I lost 700 feet immediately upon turning north, was dealing with an 11 kt headwind and mostly sink. Encountering occasional 900 fpm sink, I thought heavy sink would equal a good thermal on the other side but that didn’t happen. I lost 2,500 feet in about 7 minutes, was down to 2,400 MSL over 1,800 MSL terrain. I had 2 good fields picked out and still had the option of flying down to the valley. I found a thermal, gained 200 feet and then was back in sink. Time to commit to landing, actually past time to commit to landing. Gear down, check spoilers, land into the wind, field looks really good, left pattern, land. The landing went well, it was an excellent field and no damage to the glider.

After just sitting there for a few minutes I called back to the hanger to let them know I had landed out. I was able to tell them my bearing and distance from DSV but giving them my exact latitude/longitude took a little longer. I curled up in the warmth of the cockpit and called my wife to let her know what happened and that I and the glider were fully intact but I would be home a bit later than originally planned. I then sat there thinking about the convenience of the cell phone and the GPS to pinpoint my location compared to when my mentors, Ed Seymore and Kai Getsen, were in similar situations.

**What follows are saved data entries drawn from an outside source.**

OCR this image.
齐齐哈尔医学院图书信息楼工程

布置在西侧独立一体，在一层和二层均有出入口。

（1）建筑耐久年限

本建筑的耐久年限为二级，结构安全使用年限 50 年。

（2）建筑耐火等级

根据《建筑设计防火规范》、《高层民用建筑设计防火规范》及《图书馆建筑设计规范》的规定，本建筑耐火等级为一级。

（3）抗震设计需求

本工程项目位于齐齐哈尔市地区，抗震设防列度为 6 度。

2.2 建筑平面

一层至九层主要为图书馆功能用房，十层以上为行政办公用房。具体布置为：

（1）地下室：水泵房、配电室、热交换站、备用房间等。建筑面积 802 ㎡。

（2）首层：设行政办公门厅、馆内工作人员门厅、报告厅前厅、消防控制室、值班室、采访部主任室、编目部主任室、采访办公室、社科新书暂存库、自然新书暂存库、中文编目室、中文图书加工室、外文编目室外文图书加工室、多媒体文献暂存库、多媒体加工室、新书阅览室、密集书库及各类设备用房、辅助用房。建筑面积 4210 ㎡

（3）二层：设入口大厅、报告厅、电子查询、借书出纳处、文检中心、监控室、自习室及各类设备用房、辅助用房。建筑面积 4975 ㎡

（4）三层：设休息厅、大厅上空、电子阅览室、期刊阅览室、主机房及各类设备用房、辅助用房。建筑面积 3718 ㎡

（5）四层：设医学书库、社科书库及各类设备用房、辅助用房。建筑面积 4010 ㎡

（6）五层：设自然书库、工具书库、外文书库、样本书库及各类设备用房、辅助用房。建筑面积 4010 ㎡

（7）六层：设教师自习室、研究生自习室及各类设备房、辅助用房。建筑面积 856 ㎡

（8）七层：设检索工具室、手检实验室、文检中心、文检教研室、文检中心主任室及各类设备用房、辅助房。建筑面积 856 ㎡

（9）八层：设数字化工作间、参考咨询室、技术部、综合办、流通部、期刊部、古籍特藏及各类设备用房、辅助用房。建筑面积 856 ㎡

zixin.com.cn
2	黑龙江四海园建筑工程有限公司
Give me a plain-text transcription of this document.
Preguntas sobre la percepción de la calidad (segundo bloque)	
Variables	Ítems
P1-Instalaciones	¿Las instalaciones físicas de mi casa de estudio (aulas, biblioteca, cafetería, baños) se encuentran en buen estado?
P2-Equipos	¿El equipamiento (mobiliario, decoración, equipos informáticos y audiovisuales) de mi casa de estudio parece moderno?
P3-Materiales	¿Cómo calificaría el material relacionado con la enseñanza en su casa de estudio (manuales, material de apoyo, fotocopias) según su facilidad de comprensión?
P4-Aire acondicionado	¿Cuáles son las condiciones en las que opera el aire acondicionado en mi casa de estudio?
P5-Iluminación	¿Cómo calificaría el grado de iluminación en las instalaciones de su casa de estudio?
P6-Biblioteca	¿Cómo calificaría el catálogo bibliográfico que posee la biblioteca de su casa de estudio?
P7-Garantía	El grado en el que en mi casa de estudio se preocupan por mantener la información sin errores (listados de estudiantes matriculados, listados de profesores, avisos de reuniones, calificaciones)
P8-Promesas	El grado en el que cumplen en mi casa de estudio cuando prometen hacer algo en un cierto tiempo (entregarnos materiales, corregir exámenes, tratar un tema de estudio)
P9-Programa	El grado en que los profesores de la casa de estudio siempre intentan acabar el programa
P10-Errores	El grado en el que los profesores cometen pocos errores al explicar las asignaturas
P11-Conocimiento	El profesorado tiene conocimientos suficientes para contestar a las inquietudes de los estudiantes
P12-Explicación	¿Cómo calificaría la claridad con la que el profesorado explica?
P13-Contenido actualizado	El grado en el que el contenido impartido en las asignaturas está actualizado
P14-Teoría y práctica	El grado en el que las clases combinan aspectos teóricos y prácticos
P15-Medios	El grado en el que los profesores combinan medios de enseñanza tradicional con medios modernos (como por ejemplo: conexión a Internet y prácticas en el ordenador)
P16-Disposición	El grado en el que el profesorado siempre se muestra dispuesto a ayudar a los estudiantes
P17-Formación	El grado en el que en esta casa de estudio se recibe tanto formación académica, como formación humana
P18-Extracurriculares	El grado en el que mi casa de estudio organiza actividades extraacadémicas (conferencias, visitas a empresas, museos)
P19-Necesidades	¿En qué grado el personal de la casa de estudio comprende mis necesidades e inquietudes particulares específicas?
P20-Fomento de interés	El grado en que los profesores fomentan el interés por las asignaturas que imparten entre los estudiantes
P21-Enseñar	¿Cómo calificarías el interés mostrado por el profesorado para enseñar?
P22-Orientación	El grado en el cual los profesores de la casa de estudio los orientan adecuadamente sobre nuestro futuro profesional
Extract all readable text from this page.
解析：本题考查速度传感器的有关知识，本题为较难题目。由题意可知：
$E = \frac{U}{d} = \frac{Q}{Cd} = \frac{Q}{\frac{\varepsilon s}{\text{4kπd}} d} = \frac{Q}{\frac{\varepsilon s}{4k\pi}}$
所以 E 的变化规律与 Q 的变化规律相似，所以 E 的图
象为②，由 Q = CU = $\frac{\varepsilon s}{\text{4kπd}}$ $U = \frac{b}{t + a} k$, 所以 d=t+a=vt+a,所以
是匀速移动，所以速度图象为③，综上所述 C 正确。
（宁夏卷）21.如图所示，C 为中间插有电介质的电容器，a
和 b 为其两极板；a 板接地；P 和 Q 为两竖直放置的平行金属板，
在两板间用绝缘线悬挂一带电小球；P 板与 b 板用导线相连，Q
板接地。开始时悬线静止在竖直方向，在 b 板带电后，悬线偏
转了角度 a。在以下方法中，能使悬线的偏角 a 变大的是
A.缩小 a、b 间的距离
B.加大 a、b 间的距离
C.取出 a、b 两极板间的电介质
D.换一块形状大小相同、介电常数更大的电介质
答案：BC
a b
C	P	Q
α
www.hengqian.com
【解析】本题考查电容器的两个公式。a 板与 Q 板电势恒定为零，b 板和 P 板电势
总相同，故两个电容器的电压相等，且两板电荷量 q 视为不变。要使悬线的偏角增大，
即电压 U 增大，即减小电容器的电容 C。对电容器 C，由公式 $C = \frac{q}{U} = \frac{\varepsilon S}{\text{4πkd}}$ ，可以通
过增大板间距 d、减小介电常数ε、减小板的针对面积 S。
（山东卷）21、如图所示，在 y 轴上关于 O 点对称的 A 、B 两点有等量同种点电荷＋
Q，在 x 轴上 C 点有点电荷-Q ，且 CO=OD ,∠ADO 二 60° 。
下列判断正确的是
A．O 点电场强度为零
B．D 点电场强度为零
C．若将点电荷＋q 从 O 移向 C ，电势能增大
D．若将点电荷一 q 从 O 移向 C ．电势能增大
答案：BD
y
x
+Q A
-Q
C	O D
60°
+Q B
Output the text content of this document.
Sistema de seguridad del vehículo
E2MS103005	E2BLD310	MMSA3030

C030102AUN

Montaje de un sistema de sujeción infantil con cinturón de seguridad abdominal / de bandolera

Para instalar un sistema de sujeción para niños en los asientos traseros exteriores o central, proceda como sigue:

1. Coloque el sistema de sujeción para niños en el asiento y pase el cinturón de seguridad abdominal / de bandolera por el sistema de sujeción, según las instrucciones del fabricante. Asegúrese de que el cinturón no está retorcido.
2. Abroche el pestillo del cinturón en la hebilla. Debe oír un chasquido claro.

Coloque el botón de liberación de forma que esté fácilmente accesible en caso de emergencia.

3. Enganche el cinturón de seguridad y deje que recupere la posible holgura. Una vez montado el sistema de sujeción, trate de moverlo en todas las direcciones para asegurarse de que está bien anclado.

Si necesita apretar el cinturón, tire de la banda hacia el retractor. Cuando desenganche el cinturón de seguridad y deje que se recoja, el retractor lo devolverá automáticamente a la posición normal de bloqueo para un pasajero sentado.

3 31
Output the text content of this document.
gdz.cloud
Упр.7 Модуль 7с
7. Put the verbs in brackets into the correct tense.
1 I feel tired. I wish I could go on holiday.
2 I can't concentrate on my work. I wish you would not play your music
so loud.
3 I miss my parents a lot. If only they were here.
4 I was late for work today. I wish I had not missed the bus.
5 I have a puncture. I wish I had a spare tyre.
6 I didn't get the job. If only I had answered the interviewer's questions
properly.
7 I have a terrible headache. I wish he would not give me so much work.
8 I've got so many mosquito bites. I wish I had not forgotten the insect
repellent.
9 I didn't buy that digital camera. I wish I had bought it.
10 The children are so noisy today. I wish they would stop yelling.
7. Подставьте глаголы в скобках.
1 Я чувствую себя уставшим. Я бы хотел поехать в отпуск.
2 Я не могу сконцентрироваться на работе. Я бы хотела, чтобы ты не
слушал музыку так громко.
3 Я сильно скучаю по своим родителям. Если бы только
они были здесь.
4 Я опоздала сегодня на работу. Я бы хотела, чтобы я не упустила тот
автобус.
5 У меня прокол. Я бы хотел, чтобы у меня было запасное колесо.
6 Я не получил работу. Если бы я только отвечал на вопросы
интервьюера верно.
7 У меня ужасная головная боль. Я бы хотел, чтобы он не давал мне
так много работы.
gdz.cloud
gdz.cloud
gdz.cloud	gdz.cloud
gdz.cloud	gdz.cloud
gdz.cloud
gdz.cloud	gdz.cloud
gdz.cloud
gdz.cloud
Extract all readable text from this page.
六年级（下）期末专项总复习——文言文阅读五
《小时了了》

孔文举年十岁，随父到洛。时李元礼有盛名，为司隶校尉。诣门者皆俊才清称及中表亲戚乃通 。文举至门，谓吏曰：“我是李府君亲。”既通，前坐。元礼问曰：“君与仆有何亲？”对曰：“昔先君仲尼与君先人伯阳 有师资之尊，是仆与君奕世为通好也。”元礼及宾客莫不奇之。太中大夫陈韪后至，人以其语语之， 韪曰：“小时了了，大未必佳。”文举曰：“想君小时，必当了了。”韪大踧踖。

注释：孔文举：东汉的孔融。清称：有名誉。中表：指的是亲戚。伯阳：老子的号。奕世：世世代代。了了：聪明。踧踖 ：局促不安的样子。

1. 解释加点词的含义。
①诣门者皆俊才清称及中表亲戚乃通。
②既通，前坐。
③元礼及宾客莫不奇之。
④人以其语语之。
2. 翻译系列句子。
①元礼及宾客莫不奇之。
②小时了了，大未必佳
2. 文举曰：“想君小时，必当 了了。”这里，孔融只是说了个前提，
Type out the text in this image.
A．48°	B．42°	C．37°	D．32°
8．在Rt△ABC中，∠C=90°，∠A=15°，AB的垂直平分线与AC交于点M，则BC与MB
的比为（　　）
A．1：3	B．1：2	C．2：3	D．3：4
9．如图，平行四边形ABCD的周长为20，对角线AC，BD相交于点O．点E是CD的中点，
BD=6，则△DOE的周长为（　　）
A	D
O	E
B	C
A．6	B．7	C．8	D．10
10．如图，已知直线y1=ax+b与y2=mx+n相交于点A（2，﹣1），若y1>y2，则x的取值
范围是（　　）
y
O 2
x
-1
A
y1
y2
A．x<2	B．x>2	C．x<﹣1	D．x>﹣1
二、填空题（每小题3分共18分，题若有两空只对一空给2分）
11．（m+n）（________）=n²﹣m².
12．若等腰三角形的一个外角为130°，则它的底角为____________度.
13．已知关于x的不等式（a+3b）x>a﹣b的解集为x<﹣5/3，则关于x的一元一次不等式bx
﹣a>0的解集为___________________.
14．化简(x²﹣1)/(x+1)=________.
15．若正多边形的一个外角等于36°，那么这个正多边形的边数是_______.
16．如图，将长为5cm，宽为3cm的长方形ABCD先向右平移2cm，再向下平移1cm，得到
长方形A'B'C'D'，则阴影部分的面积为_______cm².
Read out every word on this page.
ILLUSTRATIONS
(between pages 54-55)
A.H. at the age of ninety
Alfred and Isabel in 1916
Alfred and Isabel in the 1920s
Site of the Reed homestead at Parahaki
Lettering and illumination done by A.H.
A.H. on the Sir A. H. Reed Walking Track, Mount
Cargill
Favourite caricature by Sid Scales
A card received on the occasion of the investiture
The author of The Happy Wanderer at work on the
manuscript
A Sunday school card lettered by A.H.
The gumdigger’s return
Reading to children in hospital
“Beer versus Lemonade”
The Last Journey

While waiting for my dauntless retrieve crew to arrive, a farmer driving a large tractor appeared. I quickly got out of the glider so he wouldn’t think I was injured. After chatting a bit, he went back to work. A little later, another farmer appeared driving a pickup truck. After being assured that there were no injuries, he too went back to his daily chores. Next, Jari W, Chuck Z, and Dave R showed up with the Grob trailer in tow and shortly after that, two more young farmers arrived. These two young men were extremely helpful, aiding us in the disassembly and loading of the Grob into the trailer. I landed in the field about 4 PM and we were back at DSV about 6:30 PM – not bad. To round out the day, the four of us had a nice dinner at Scoville’s after which I headed home with one more major life experience under my belt and feeling very fortunate to be in such a great soaring club.